Teenage dating violence prevention
Tip: You can quickly leave this website by clicking on the "X" icon in the bottom right or by pressing the Escape key twice.Users of the Microsoft Edge web browser will not be able to use the “back” button to re-enter the website after hitting the “X” or “Escape” button.Hence, we have explored this issue using resource dependency theory (RDT) as a theoretical lens.Domestic violence shelters are very much involved in ending violence, especially domestic violence.A national survey was sent to domestic violence shelters asking them to provide information on their TDV prevention efforts in schools.Seventy-seven percent of agencies indicated that they provide TDV programming within schools.Adolescents who have been victimized by TDV are more likely to engage in risky behaviors including alcohol use, marijuana use, and having sexual intercourse (Eaton, Davis, Barrios, Brener, & Noonan, 2007).

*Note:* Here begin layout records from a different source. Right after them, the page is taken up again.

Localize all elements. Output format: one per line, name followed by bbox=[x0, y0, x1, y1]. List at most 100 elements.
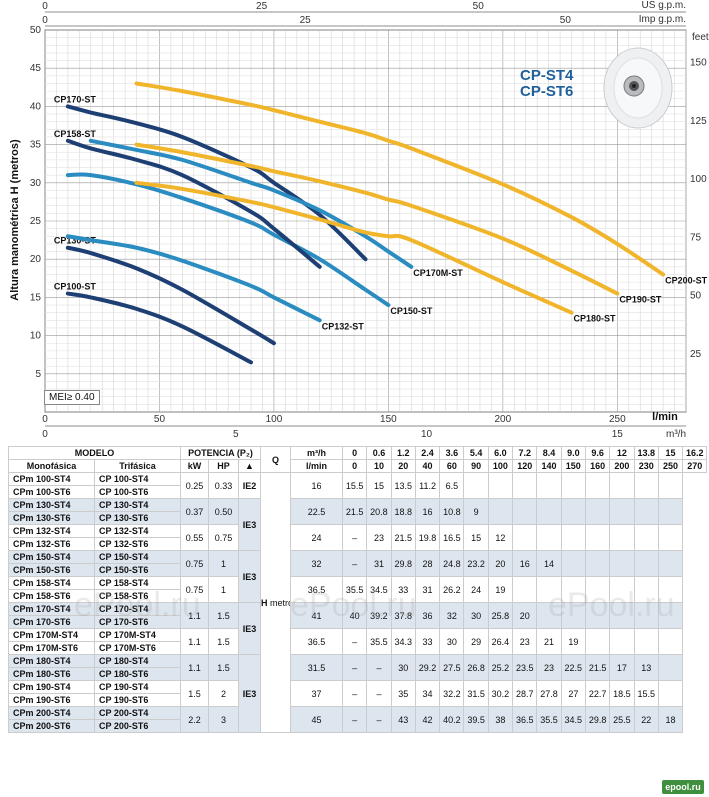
y-tick-label: 30 bbox=[30, 178, 42, 189]
q-m3h-value: 5.4 bbox=[463, 446, 489, 460]
head-value bbox=[609, 602, 635, 629]
head-value bbox=[609, 524, 635, 551]
head-value: 38 bbox=[487, 706, 514, 733]
head-value: 24 bbox=[463, 576, 489, 603]
head-value: 14 bbox=[536, 550, 562, 577]
model-trifasica: CP 150-ST4 bbox=[94, 550, 181, 564]
head-value bbox=[512, 524, 538, 551]
head-value: – bbox=[341, 628, 368, 655]
head-value bbox=[657, 524, 684, 551]
model-monofasica: CPm 150-ST4 bbox=[8, 550, 95, 564]
model-title-st6: CP-ST6 bbox=[520, 83, 574, 100]
m3h-tick: 0 bbox=[42, 429, 48, 440]
x-tick-label: 100 bbox=[266, 414, 283, 425]
q-m3h-value: 3.6 bbox=[439, 446, 465, 460]
curve-cp180-st bbox=[134, 180, 574, 315]
head-value: 19 bbox=[487, 576, 514, 603]
x-axis-label: l/min bbox=[652, 411, 678, 423]
efficiency-class: IE3 bbox=[238, 602, 261, 655]
model-monofasica: CPm 180-ST6 bbox=[8, 667, 95, 681]
head-value bbox=[536, 524, 562, 551]
head-value: 42 bbox=[414, 706, 441, 733]
y-tick-label: 50 bbox=[30, 25, 42, 36]
q-lmin-value: 150 bbox=[560, 459, 586, 473]
head-value bbox=[584, 550, 611, 577]
model-trifasica: CP 158-ST4 bbox=[94, 576, 181, 590]
head-value bbox=[536, 472, 562, 499]
x-tick-label: 200 bbox=[495, 414, 512, 425]
head-value: 39.2 bbox=[366, 602, 392, 629]
model-monofasica: CPm 130-ST4 bbox=[8, 498, 95, 512]
table-row: CPm 170-ST6 CP 170-ST6 bbox=[8, 615, 707, 629]
model-trifasica: CP 170M-ST4 bbox=[94, 628, 181, 642]
q-m3h-value: 13.8 bbox=[633, 446, 659, 460]
head-value: 22 bbox=[633, 706, 659, 733]
y-tick-label: 40 bbox=[30, 101, 42, 112]
head-value: 21 bbox=[536, 628, 562, 655]
head-value: 22.5 bbox=[290, 498, 343, 525]
head-value: 34.3 bbox=[390, 628, 416, 655]
head-value: 23.5 bbox=[512, 654, 538, 681]
efficiency-class: IE3 bbox=[238, 498, 261, 551]
curves: CP100-ST CP130-ST CP132-ST CP150-ST CP158-ST… bbox=[54, 81, 708, 365]
head-value: 35.5 bbox=[536, 706, 562, 733]
q-m3h-value: 1.2 bbox=[390, 446, 416, 460]
head-value: 19 bbox=[560, 628, 586, 655]
head-value: 13 bbox=[633, 654, 659, 681]
power-kw: 2.2 bbox=[180, 706, 209, 733]
header-monofasica: Monofásica bbox=[8, 459, 95, 473]
imp-gpm-tick: 25 bbox=[300, 15, 312, 26]
power-kw: 0.55 bbox=[180, 524, 209, 551]
y-tick-label: 20 bbox=[30, 254, 42, 265]
head-value bbox=[657, 628, 684, 655]
head-value: 27.5 bbox=[439, 654, 465, 681]
table-row: CPm 130-ST4 CP 130-ST4 0.37 0.50 IE3 22.5 21.5… bbox=[8, 498, 707, 551]
q-lmin-value: 230 bbox=[633, 459, 659, 473]
head-value bbox=[584, 498, 611, 525]
table-row: CPm 190-ST4 CP 190-ST4 1.5 2 37– –35 34 32.2 31.… bbox=[8, 680, 707, 707]
model-trifasica: CP 130-ST6 bbox=[94, 511, 181, 525]
head-value: 27.8 bbox=[536, 680, 562, 707]
head-value bbox=[633, 628, 659, 655]
curve-label: CP130-ST bbox=[54, 236, 97, 246]
feet-label: feet bbox=[692, 32, 709, 43]
q-lmin-value: 120 bbox=[512, 459, 538, 473]
head-value: 11.2 bbox=[414, 472, 441, 499]
head-value: 25.8 bbox=[487, 602, 514, 629]
head-value: 40.2 bbox=[439, 706, 465, 733]
head-value: 31.5 bbox=[463, 680, 489, 707]
model-monofasica: CPm 200-ST4 bbox=[8, 706, 95, 720]
head-value: 26.4 bbox=[487, 628, 514, 655]
power-hp: 2 bbox=[208, 680, 239, 707]
power-kw: 1.1 bbox=[180, 628, 209, 655]
q-lmin-value: 20 bbox=[390, 459, 416, 473]
curve-label: CP180-ST bbox=[574, 314, 617, 324]
x-tick-label: 0 bbox=[42, 414, 48, 425]
head-value: 23 bbox=[366, 524, 392, 551]
head-value: 35 bbox=[390, 680, 416, 707]
head-value bbox=[633, 498, 659, 525]
head-value: 15.5 bbox=[341, 472, 368, 499]
head-value bbox=[633, 602, 659, 629]
head-value bbox=[657, 576, 684, 603]
head-value bbox=[609, 550, 635, 577]
head-value: 27 bbox=[560, 680, 586, 707]
head-value: 31 bbox=[414, 576, 441, 603]
head-value: 36.5 bbox=[512, 706, 538, 733]
head-value: – bbox=[341, 524, 368, 551]
us-gpm-tick: 0 bbox=[42, 1, 48, 12]
model-monofasica: CPm 170-ST6 bbox=[8, 615, 95, 629]
curve-cp150-st bbox=[65, 172, 391, 308]
curve-cp130-st bbox=[65, 245, 276, 346]
table-row: CPm 200-ST4 CP 200-ST4 2.2 3 45– –43 42 40.2 39.… bbox=[8, 706, 707, 733]
q-lmin-value: 270 bbox=[682, 459, 708, 473]
head-value bbox=[584, 576, 611, 603]
model-monofasica: CPm 170M-ST4 bbox=[8, 628, 95, 642]
q-lmin-value: 40 bbox=[414, 459, 441, 473]
power-hp: 0.50 bbox=[208, 498, 239, 525]
model-title: CP-ST4 CP-ST6 bbox=[520, 68, 573, 100]
head-value bbox=[657, 654, 684, 681]
head-value: 45 bbox=[290, 706, 343, 733]
q-lmin-value: 200 bbox=[609, 459, 635, 473]
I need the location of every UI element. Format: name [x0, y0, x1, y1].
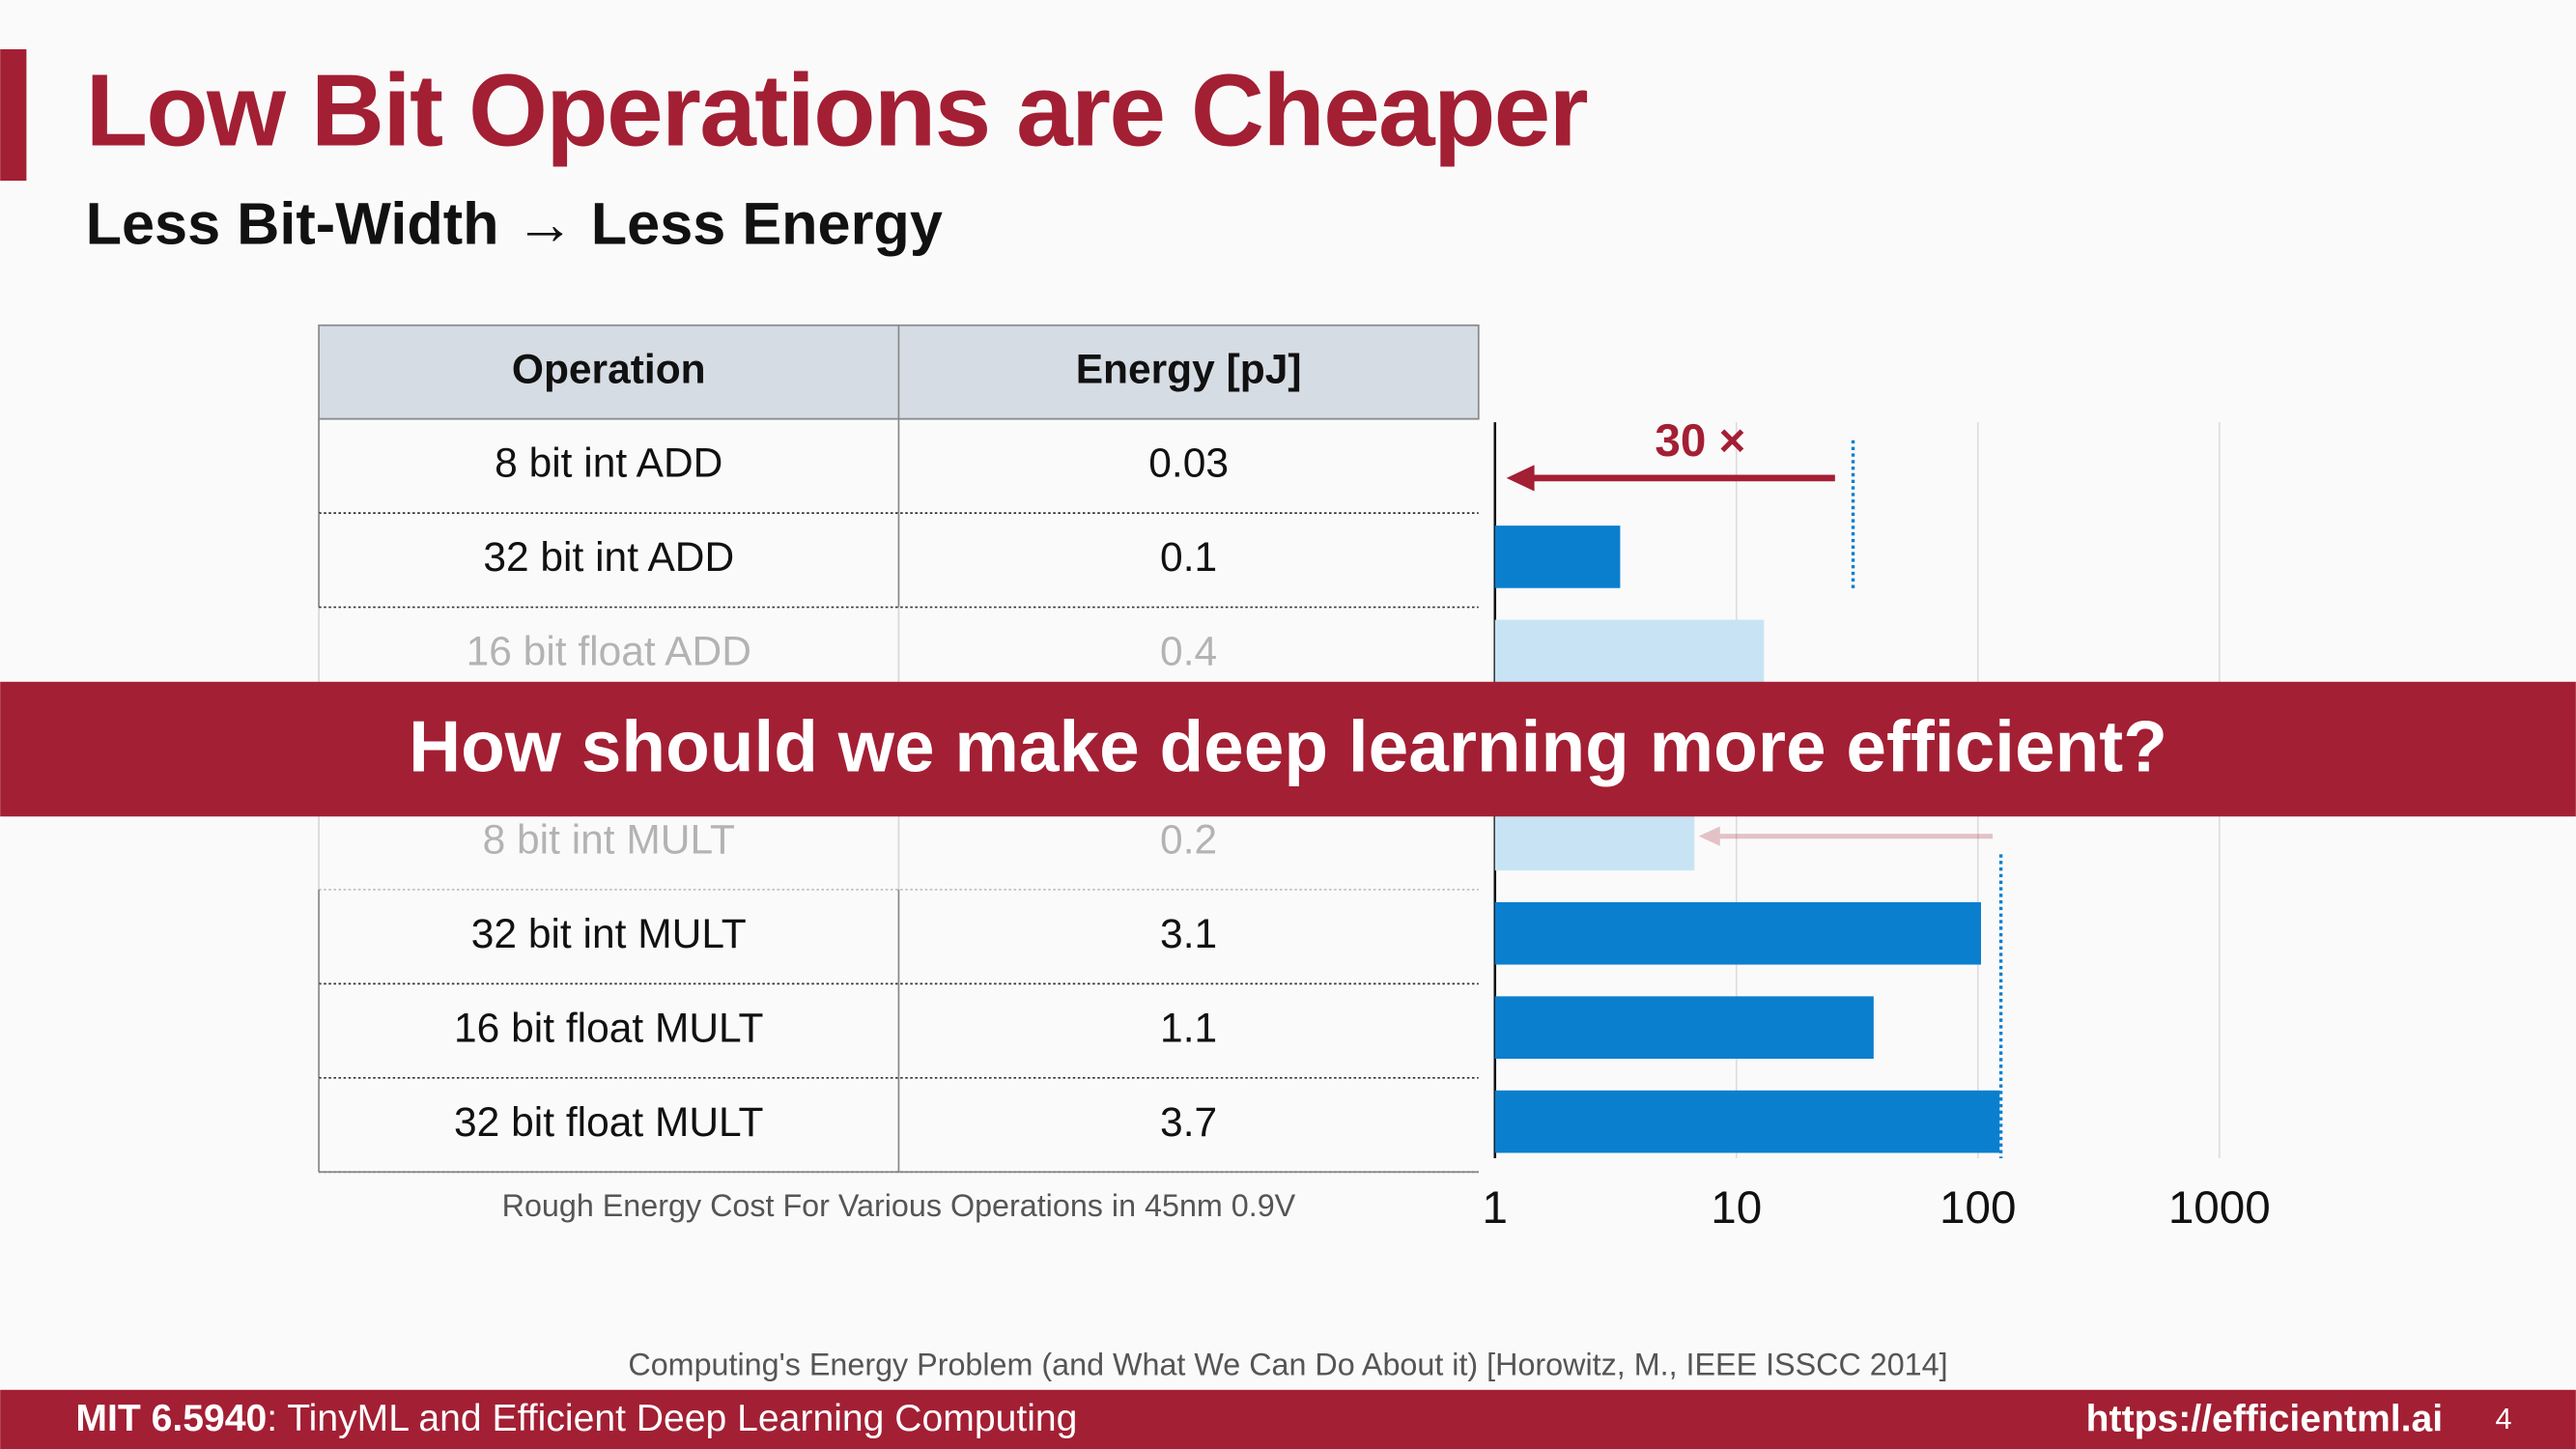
banner-text: How should we make deep learning more ef…	[409, 706, 2167, 787]
table-cell: 32 bit float MULT	[454, 1100, 763, 1146]
table: Operation Energy [pJ] 8 bit int ADD 0.03 32 …	[318, 324, 1480, 1223]
title-accent	[0, 49, 27, 182]
table-row: 32 bit int ADD 0.1	[318, 513, 1479, 609]
bar	[1494, 808, 1695, 871]
arrow-head	[1698, 826, 1720, 846]
x-tick-label: 1000	[2168, 1182, 2271, 1234]
bar	[1494, 619, 1765, 683]
reference: Computing's Energy Problem (and What We …	[628, 1347, 1947, 1381]
footer-course: MIT 6.5940: TinyML and Efficient Deep Le…	[75, 1398, 1077, 1439]
table-cell: 32 bit int MULT	[471, 912, 747, 957]
table-cell: 3.1	[1160, 912, 1217, 957]
table-cell: 0.1	[1160, 535, 1217, 581]
table-row: 8 bit int ADD 0.03	[318, 418, 1479, 514]
faded-arrow	[1698, 826, 1994, 846]
table-cell: 1.1	[1160, 1006, 1217, 1051]
table-row: 32 bit int MULT 3.1	[318, 889, 1479, 985]
x-tick-label: 1	[1483, 1182, 1508, 1234]
table-cell: 32 bit int ADD	[483, 535, 734, 581]
table-cell: 0.4	[1160, 630, 1217, 675]
x-tick-label: 10	[1711, 1182, 1762, 1234]
table-cell: 0.2	[1160, 817, 1217, 863]
banner: How should we make deep learning more ef…	[0, 681, 2576, 817]
table-cell: 0.03	[1148, 441, 1229, 487]
table-caption: Rough Energy Cost For Various Operations…	[502, 1188, 1296, 1223]
ratio-annotation: 30 ×	[1655, 415, 1745, 467]
bar	[1494, 901, 1981, 965]
arrow-head	[1506, 465, 1535, 492]
table-cell: 16 bit float ADD	[467, 630, 751, 675]
table-cell: 8 bit int MULT	[483, 817, 735, 863]
subtitle: Less Bit-Width → Less Energy	[86, 191, 943, 257]
column-header: Energy [pJ]	[1076, 347, 1302, 392]
bar	[1494, 996, 1874, 1060]
footer-bar	[0, 1389, 2576, 1449]
bar	[1494, 526, 1621, 588]
course-name: : TinyML and Efficient Deep Learning Com…	[267, 1398, 1077, 1439]
page-number: 4	[2495, 1403, 2511, 1435]
table-cell: 16 bit float MULT	[454, 1006, 763, 1051]
x-tick-label: 100	[1939, 1182, 2016, 1234]
table-cell: 8 bit int ADD	[495, 441, 722, 487]
chart: 1 10 100 1000 30 ×	[1483, 415, 2271, 1234]
bar	[1494, 1090, 2000, 1153]
course-code: MIT 6.5940	[75, 1398, 267, 1439]
table-row: 8 bit int MULT 0.2	[318, 795, 1479, 891]
table-cell: 3.7	[1160, 1100, 1217, 1146]
banner-bar	[0, 681, 2576, 817]
table-row: 16 bit float ADD 0.4	[318, 607, 1479, 702]
footer-url: https://efficientml.ai	[2086, 1398, 2443, 1439]
column-header: Operation	[512, 347, 706, 392]
table-row: 16 bit float MULT 1.1	[318, 983, 1479, 1079]
title: Low Bit Operations are Cheaper	[86, 54, 1588, 167]
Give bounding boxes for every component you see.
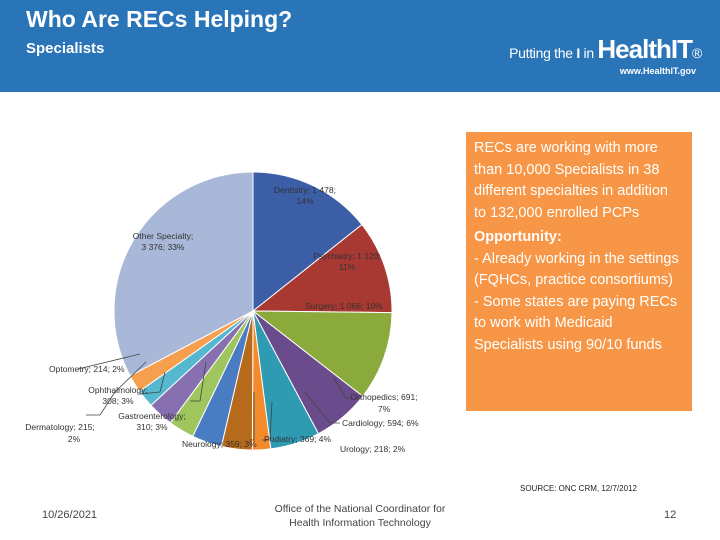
logo-text: Putting the I in HealthIT®: [509, 34, 702, 65]
leader-lines: [77, 353, 352, 441]
pie-slice-2: [251, 310, 393, 397]
source-note: SOURCE: ONC CRM, 12/7/2012: [520, 484, 637, 493]
label-optometry: Optometry; 214; 2%: [49, 364, 125, 374]
label-dermatology-2: 2%: [68, 434, 81, 444]
slide-title: Who Are RECs Helping?: [26, 6, 293, 32]
leader-cardiology: [304, 391, 340, 424]
label-cardiology: Cardiology; 594; 6%: [342, 418, 419, 428]
footer-office: Office of the National Coordinator for H…: [250, 502, 470, 530]
leader-ophthalmology: [139, 371, 166, 395]
leader-optometry: [77, 353, 141, 370]
pie-labels: Dentistry; 1 478; 14% Psychiatry; 1 120;…: [25, 185, 419, 454]
logo-url: www.HealthIT.gov: [619, 66, 696, 76]
leader-neurology: [250, 392, 255, 441]
label-dermatology-1: Dermatology; 215;: [25, 422, 94, 432]
footer-office-line-2: Health Information Technology: [289, 517, 431, 529]
label-podiatry: Podiatry; 369; 4%: [264, 434, 332, 444]
leader-podiatry: [262, 401, 273, 441]
pie-slice-0: [252, 171, 363, 313]
label-orthopedics-1: Orthopedics; 691;: [350, 392, 417, 402]
label-ophthalmology-1: Ophthalmology;: [88, 385, 148, 395]
opportunity-bullet-2: - Some states are paying RECs to work wi…: [474, 293, 678, 353]
label-other-specialty-2: 3 376; 33%: [141, 242, 184, 252]
pie-slice-1: [251, 223, 393, 314]
label-psychiatry-1: Psychiatry; 1 120;: [313, 251, 381, 261]
slide-header: Who Are RECs Helping? Specialists Puttin…: [0, 0, 720, 92]
logo-mid: in: [579, 45, 598, 61]
logo-main-word: HealthIT: [597, 34, 693, 64]
logo-registered: ®: [691, 45, 702, 61]
label-gastroenterology-2: 310; 3%: [136, 422, 168, 432]
footer-date: 10/26/2021: [42, 509, 98, 521]
leader-dermatology: [86, 361, 147, 416]
page-number: 12: [664, 509, 677, 521]
leader-gastroenterology: [190, 361, 207, 402]
label-neurology: Neurology; 359; 3%: [182, 439, 257, 449]
label-psychiatry-2: 11%: [339, 262, 356, 272]
footer-office-line-1: Office of the National Coordinator for: [274, 503, 446, 515]
callout-paragraph: RECs are working with more than 10,000 S…: [474, 140, 668, 221]
label-urology: Urology; 218; 2%: [340, 444, 406, 454]
opportunity-bullet-1: - Already working in the settings (FQHCs…: [474, 250, 679, 289]
pie-slice-12: [113, 171, 254, 377]
label-orthopedics-2: 7%: [378, 404, 391, 414]
label-dentistry-1: Dentistry; 1 478;: [274, 185, 336, 195]
label-surgery: Surgery; 1 066; 10%: [305, 301, 383, 311]
slide-subtitle: Specialists: [26, 40, 105, 57]
label-gastroenterology-1: Gastroenterology;: [118, 411, 186, 421]
label-ophthalmology-2: 308; 3%: [102, 396, 134, 406]
leader-orthopedics: [332, 376, 352, 399]
logo-prefix: Putting the: [509, 45, 577, 61]
pie-slices: [113, 171, 393, 451]
specialists-pie-chart: Dentistry; 1 478; 14% Psychiatry; 1 120;…: [25, 171, 419, 454]
opportunity-heading: Opportunity:: [474, 229, 562, 245]
label-dentistry-2: 14%: [296, 196, 313, 206]
logo-i: I: [576, 45, 580, 61]
label-other-specialty-1: Other Specialty;: [133, 231, 193, 241]
callout-box: RECs are working with more than 10,000 S…: [466, 132, 692, 411]
healthit-logo: Putting the I in HealthIT® www.HealthIT.…: [496, 32, 708, 82]
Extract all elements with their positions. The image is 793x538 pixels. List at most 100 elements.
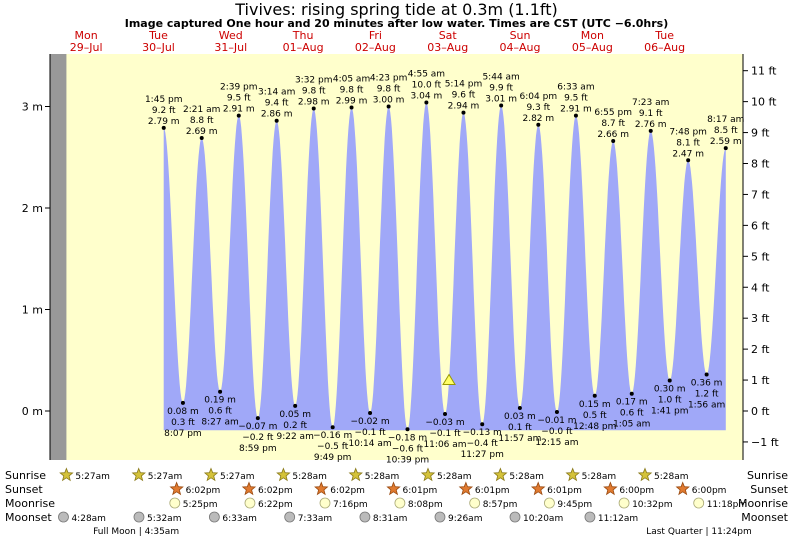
- day-label: Fri: [369, 29, 382, 42]
- high-tide-time: 8:17 am: [707, 115, 744, 125]
- date-label: 04–Aug: [500, 41, 541, 54]
- moonrise-row-label-right: Moonrise: [738, 497, 788, 510]
- high-tide-metres: 2.79 m: [148, 117, 180, 127]
- high-tide-metres: 3.00 m: [373, 96, 405, 106]
- low-tide-metres: −0.03 m: [425, 418, 464, 428]
- moonset-icon: [359, 511, 371, 523]
- sunset-row-label-right: Sunset: [750, 483, 788, 496]
- day-label: Mon: [75, 29, 98, 42]
- sunset-time: 6:01pm: [547, 486, 582, 496]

School-based social workers are an important part of TDV prevention programming in the schools.As part of their mission to end domestic violence, shelters often engage in TDV prevention efforts in schools with the goal of addressing relationship violence early (Hawley, Black, Hoefer, & Barnett, 2016; Weisz & Black, 2009). (2016) found that about one-third of shelters reported providing prevention programming to over half of the middle schools in their communities; the majority of shelters reported that they provided prevention programming to over half of the high schools in their communities.Although some TDV prevention programming occurs in the faith community and at community centers (Wolfe et al., 2003), most prevention programming occurs in high schools, and to a lesser degree in middle schools (Weisz & Black, 2009).Perpetrators often use physical violence, threats, emotional abuse, harassment, or stalking to control their partner's behavior. When you interact with a romantic partner, friend, or your child, make sure to show respect and appreciation for that person.
If your child grows up seeing what healthy relationships look like, he or she may be less likely to abuse a dating partner, or to stay in an abusive relationship. Black, Ph D, MSSW, is the Jillian Michelle Smith professor in family violence research, Alicia Hawley, MSSW, is a doctoral candidate, School of Social Work, University of Texas at Arlington. Dulak professor for community practice research, School of Social Work, University of Texas at Arlington. Barnett, Ph D, LMSW, is assistant professor, School of Social Work, University of Arkansas at Little Rock The Children's Safety Network has identified teenage dating violence (TDV) as a public health problem and called for effective prevention programs to address the issue.